Enter Highroller Lobster Co. — a worthy dining destination for crustacean-hungry visitors that finally even us localfolk can get behind. The brainchild of Baxter Key and Andy Gerry (both of South Portland), Highroller began as a modest food cart three years ago, setting up shop in brewery parking lots before claiming a crucial spot on Commercial Street that would become their home base. Opportunity for a permanent storefront knocked when a vacancy opened up at 104 Exchange St. — formerly Pierre’s and, for a hot second, the abysmal Portland Meatball Company. Friend, entrepreneur and cohort Peter Bissell (co-founder of the insanely successful Bissell Brothers Brewing Company) offered support to help make the transition happen. The rest, as they say, is history.

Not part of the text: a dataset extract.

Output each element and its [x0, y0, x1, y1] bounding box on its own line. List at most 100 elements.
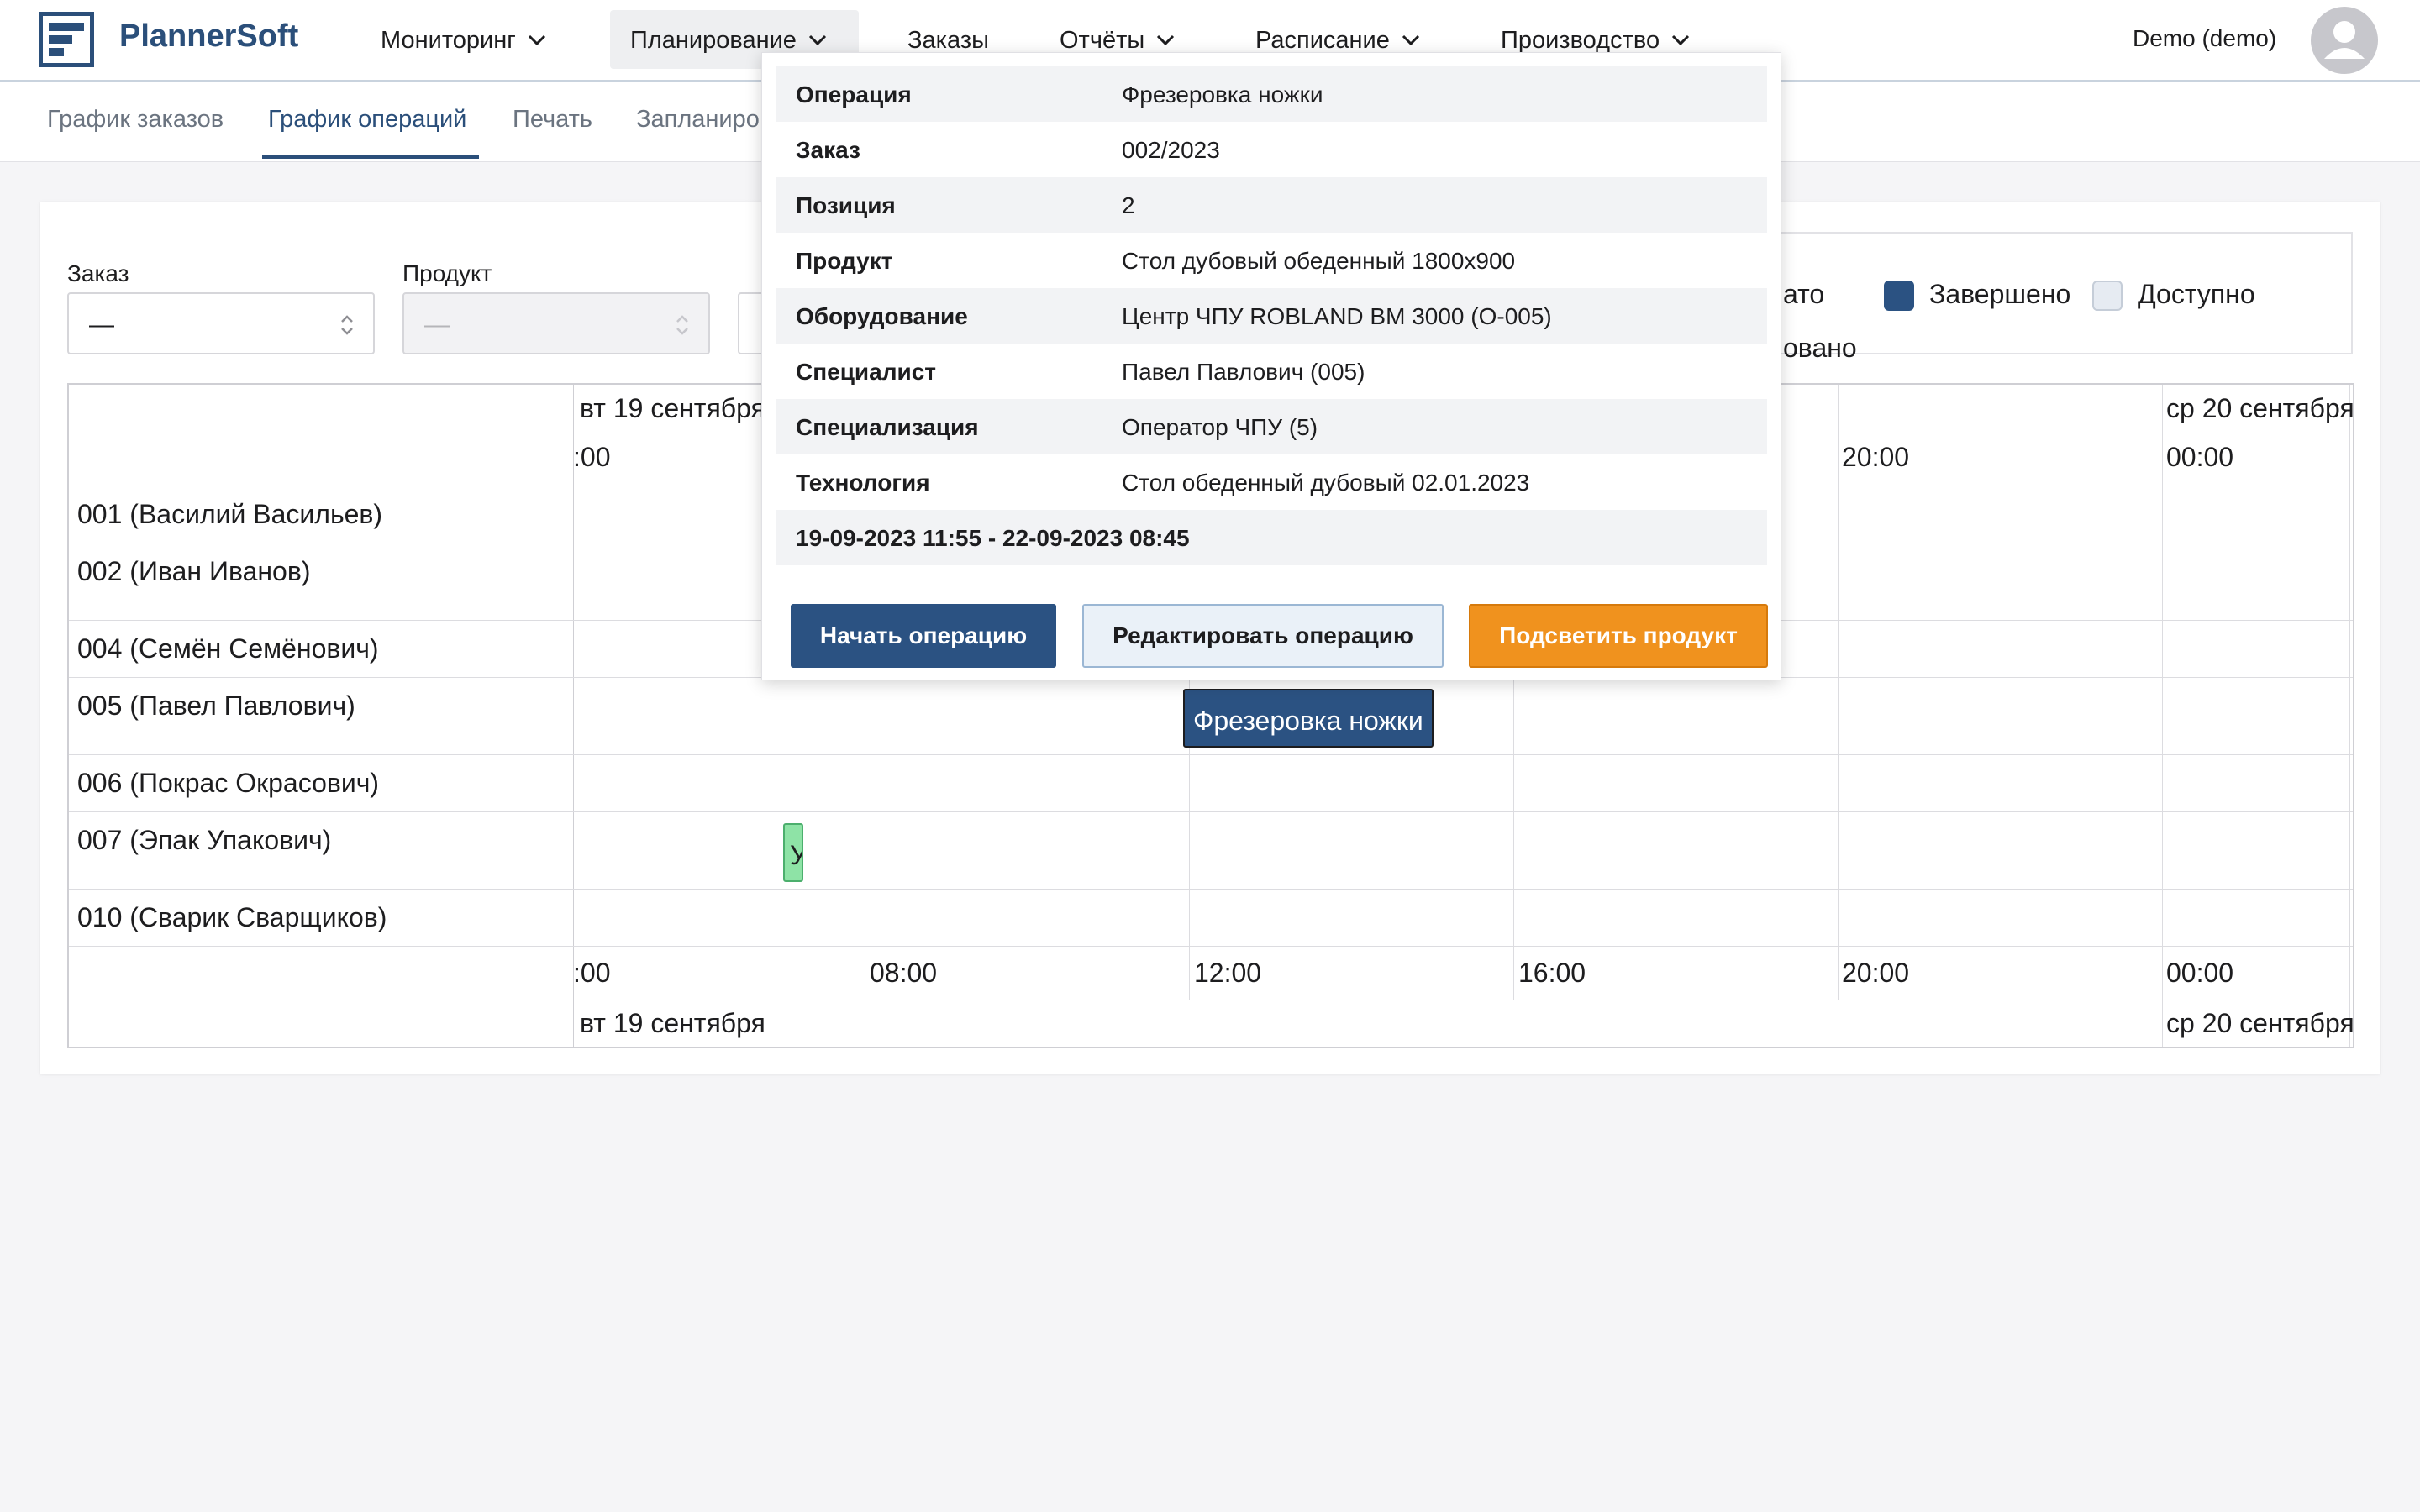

It’s doubtful that the trio expected a flop, but also difficult to believe that they could’ve ever projected the response they’ve seen in the mere eight months the restaurant has been open. Highroller attracts swathes of people during lunch, with wait times rivaling the busiest spots in the city. Many of these folks likely asked someone who either lives here or has visited our fabled question of, “Where?” and chose to bypass the waterfront traps. At night, tourists and locals convene en masse. Craft beers fly across the bar in rapid succession, music and loud conversation compete for prevalence — the scene is lively, young and decidedly hip without being the least bit pretentious.

Helpful is the fact that the lobster roll at Highroller really is the best in town as far as traditional(-ish) takes go — traditional in that it’s not served in a Japanese-style steamed bun, “ish” thanks to a house-made brioche vessel that feels like the classic hotdog bun but doesn’t taste like toasted cardboard. It’s light and buttery, with a satisfying give that keeps it from falling apart in one’s hand. Otherwise, we’re talking four ounces of lightly dressed and chilled succulent lob, a scattering of romaine, and a choice of one of nine available sauces (hint: get the Lobster ghee). Sizeable, just unique enough and supremely delicious, it’s a veritable good deal at $19 compared to most other rolls being served in the Old Port.